Following this, a phenomenon emerged in which the "legitimacy" of the houses and their selection processes began to be questioned. This led to the birth of the Kiki scene in 2003.
“Kiki is understood as the more activist side of ballroom culture and as the birth of local scenes whose objective is to open up the ballroom competition space to minors. It also involves the creation of permanent actions in response to HIV and STIs, access to health, and community actions on human rights. But with kiki we also refer to the nascent, local scene,” explains Laurent Tropikali .


The road to Latin America
Vogue arrived in Mexico through Mexican dancers from the urban dance scene who learned to vogue in the United States. One of them was Any Funk, a professional dancer and founder of House of Machos , one of the pioneering houses of the Mexican scene.
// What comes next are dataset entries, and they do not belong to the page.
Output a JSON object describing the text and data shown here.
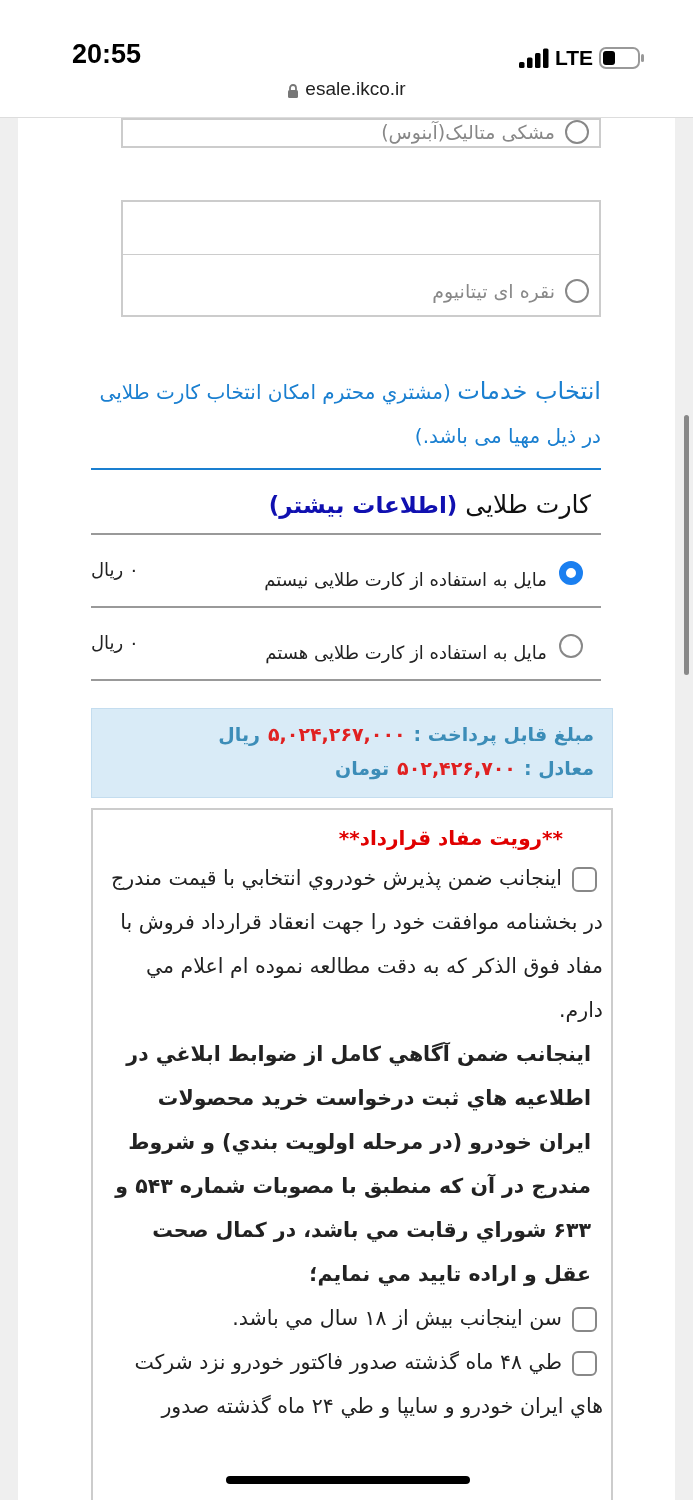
{
  "status_bar": {
    "time": "20:55",
    "network": "LTE"
  },
  "address_bar": {
    "url": "esale.ikco.ir"
  },
  "color_options": [
    {
      "label": "مشکی متالیک(آبنوس)",
      "selected": false
    },
    {
      "label": "نقره ای تیتانیوم",
      "selected": false
    }
  ],
  "services": {
    "title": "انتخاب خدمات",
    "note": "(مشتري محترم امکان انتخاب کارت طلایی در ذیل مهیا می باشد.)"
  },
  "gold_card": {
    "title": "کارت طلایی",
    "link": "(اطلاعات بیشتر)",
    "options": [
      {
        "label": "مایل به استفاده از کارت طلایی نیستم",
        "price": "۰ ریال",
        "selected": true
      },
      {
        "label": "مایل به استفاده از کارت طلایی هستم",
        "price": "۰ ریال",
        "selected": false
      }
    ]
  },
  "payment": [
    {
      "label": "مبلغ قابل پرداخت :",
      "amount": "۵,۰۲۴,۲۶۷,۰۰۰",
      "unit": "ریال"
    },
    {
      "label": "معادل :",
      "amount": "۵۰۲,۴۲۶,۷۰۰",
      "unit": "تومان"
    }
  ],
  "contract": {
    "title": "**رویت مفاد قرارداد**",
    "items": [
      {
        "kind": "checkbox",
        "checked": false,
        "text": "اينجانب ضمن پذيرش خودروي انتخابي با قيمت مندرج در بخشنامه موافقت خود را جهت انعقاد قرارداد فروش با مفاد فوق الذكر كه به دقت مطالعه نموده ام اعلام مي دارم."
      },
      {
        "kind": "statement",
        "text": "اينجانب ضمن آگاهي كامل از ضوابط ابلاغي در اطلاعيه هاي ثبت درخواست خريد محصولات ايران خودرو (در مرحله اولويت بندي) و شروط مندرج در آن كه منطبق با مصوبات شماره ۵۴۳ و ۶۳۳ شوراي رقابت مي باشد، در كمال صحت عقل و اراده تاييد مي نمايم؛"
      },
      {
        "kind": "checkbox",
        "checked": false,
        "text": "سن اينجانب بيش از ۱۸ سال مي باشد."
      },
      {
        "kind": "checkbox",
        "checked": false,
        "text": "طي ۴۸ ماه گذشته صدور فاكتور خودرو نزد شركت هاي ايران خودرو و سايپا و طي ۲۴ ماه گذشته صدور"
      }
    ]
  }
}
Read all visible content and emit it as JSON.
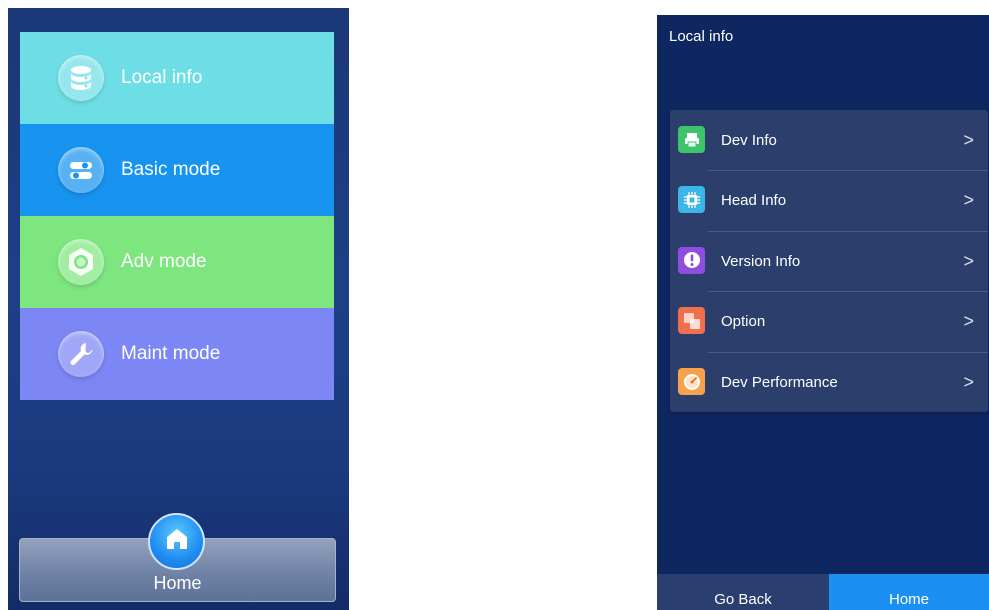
{
  "left_screen": {
    "menu": [
      {
        "label": "Local info",
        "icon": "database-icon",
        "color": "#6edee6"
      },
      {
        "label": "Basic mode",
        "icon": "toggle-switches-icon",
        "color": "#1793f0"
      },
      {
        "label": "Adv mode",
        "icon": "hex-nut-icon",
        "color": "#7de67e"
      },
      {
        "label": "Maint mode",
        "icon": "wrench-icon",
        "color": "#7c86f5"
      }
    ],
    "home_label": "Home"
  },
  "right_screen": {
    "title": "Local info",
    "items": [
      {
        "label": "Dev Info",
        "icon": "printer-icon",
        "color": "#3dc46a"
      },
      {
        "label": "Head Info",
        "icon": "chip-icon",
        "color": "#3bb6e6"
      },
      {
        "label": "Version Info",
        "icon": "exclamation-icon",
        "color": "#8e4ee0"
      },
      {
        "label": "Option",
        "icon": "layers-icon",
        "color": "#f0704e"
      },
      {
        "label": "Dev Performance",
        "icon": "gauge-icon",
        "color": "#f7a24a"
      }
    ],
    "chevron": ">",
    "go_back_label": "Go Back",
    "home_label": "Home"
  }
}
“By 2012, Any Funk was already showcasing voguing in urban dance studios in Mexico City, and several important figures in the Mexican scene, such as Annia Cabañas and Zebra D, were trained there. The contribution to building the scene from a more political perspective came from Omar Feliciano, a performance artist and activist better known as Franka Polari. In 2015, he organized the first public runway and voguing practices at La Puri (an LGBT club), and that same year the first ball in Mexico was held,” explains Furia 007.
Ballroom culture in Mexico began to stir thanks to this alliance between professional dancers, drag queens, and activists. And while this culture was growing exponentially, Franka Polari, founder of House of Apocalipstick , was promoting ballroom culture in various parts of Latin America.
In 2019, Franka Polari was in Buenos Aires, and Laurent Tropikalia was feeling uncertain. “I need to know if I’m ready to create my own home, that’s what I asked Franka; and with such love she told me, ‘I’m here to support you and encourage you in whatever you want to do. Whatever you decide is a starting point for bringing to your body what bothers your family and making those urgent needs visible,’” Laurent recalls.